Three prospective and ten retrospective studies involving 1028 patients were included. Suprapapillary stent placement appeared to be superior to transpapillary stent positioning in patency (weighted mean difference = 50.23 days, 95% CI: 8.56, 91.98; = 0.0.018). In a subgroup analysis of malignant indications, suprapapillary positioning showed a lower rate of cholangitis (OR: 0.34, 95% CI: 0.13, 0.93; = 0.036). Another subgroup analysis investigating metal stents in a suprapapillary position resulted in a lower rate of pancreatitis (OR: 0.16, 95% CI: 0.03, 0.95; = 0.043) compared to transpapillary stent placement. There was no difference in stent migration rates between the two groups (OR: 0.67, 95% CI: 0.17, 2.72; = 0.577).
Based on our results, suprapapillary biliary stenting has longer stent patency. Moreover, the stent migration rate did not differ between the suprapapillary and transpapillary groups.
内镜下胆管支架置入术是治疗胆管狭窄患者的一种微创干预措施。支架通畅性和功能持续时间是关键因素。乳头上方与经乳头支架置入位置可能会影响支架功能持续时间,因此对此进行了一项荟萃分析。
在CENTRAL、Embase和MEDLINE数据库中进行全面的文献检索,以查找在2020年12月之前,任何病因的胆管狭窄病例中,通过内镜逆行胰胆管造影术比较乳头上方支架置入与经乳头方法的数据,以及任何类型支架的数据。我们进行了一项荟萃分析,重点关注以下结果:支架通畅性、支架移位、胆管炎和胰腺炎发生率以及其他报告的并发症。

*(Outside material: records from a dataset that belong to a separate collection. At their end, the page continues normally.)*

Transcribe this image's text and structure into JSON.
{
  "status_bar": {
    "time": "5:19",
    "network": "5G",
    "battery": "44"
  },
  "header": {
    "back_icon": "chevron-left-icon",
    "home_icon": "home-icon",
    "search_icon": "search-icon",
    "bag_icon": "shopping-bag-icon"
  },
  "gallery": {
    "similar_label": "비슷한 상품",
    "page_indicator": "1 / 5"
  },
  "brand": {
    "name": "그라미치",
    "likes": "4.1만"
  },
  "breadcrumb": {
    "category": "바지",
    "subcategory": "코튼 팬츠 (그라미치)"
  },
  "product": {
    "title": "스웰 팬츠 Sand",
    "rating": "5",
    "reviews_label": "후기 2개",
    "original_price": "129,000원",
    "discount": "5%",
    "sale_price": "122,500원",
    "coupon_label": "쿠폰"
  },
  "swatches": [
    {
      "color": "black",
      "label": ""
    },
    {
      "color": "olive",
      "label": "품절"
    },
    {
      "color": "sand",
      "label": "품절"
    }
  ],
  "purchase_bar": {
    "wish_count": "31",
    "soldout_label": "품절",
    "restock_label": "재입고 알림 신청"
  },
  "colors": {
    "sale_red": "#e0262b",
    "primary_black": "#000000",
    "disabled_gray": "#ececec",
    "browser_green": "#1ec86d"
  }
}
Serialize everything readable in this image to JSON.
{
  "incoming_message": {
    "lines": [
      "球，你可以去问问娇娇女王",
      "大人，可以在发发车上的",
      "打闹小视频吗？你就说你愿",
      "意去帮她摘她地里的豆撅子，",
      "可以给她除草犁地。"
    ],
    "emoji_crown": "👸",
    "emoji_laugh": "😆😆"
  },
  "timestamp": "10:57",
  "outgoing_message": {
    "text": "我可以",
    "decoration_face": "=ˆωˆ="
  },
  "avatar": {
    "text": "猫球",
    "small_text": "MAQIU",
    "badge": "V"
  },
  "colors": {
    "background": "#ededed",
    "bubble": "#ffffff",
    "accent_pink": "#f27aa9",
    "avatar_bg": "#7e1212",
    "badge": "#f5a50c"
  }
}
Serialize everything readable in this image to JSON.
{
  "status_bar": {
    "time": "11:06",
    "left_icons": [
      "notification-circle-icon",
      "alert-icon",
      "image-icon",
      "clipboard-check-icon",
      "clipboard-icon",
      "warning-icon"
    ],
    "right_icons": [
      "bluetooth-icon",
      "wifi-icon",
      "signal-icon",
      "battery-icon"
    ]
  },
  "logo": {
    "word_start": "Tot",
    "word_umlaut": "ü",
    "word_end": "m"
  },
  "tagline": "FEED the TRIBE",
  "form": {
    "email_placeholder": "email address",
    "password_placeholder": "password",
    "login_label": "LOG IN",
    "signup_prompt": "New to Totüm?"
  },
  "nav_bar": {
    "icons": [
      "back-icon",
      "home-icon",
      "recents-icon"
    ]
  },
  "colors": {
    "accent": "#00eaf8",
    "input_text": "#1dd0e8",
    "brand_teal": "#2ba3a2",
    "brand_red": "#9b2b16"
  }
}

纳入了3项前瞻性研究和10项回顾性研究,共1028例患者。乳头上方支架置入在通畅性方面似乎优于经乳头支架置入(加权平均差 = 50.23天,95%置信区间:8.56,91.98;P = 0.018)。在恶性指征的亚组分析中,乳头上方置入显示胆管炎发生率较低(比值比:0.34,95%置信区间:0.13,0.93;P = 0.036)。另一项对乳头上方位置的金属支架进行研究的亚组分析显示,与经乳头支架置入相比,胰腺炎发生率较低(比值比:0.16,95%置信区间:0.03,0.95;P = 0.043)。两组之间的支架移位率没有差异(比值比:0.67,95%置信区间:0.17,2.72;P = 0.577)。
根据我们的结果,乳头上方胆管支架置入术的支架通畅时间更长。此外,乳头上方组和经乳头组之间的支架移位率没有差异。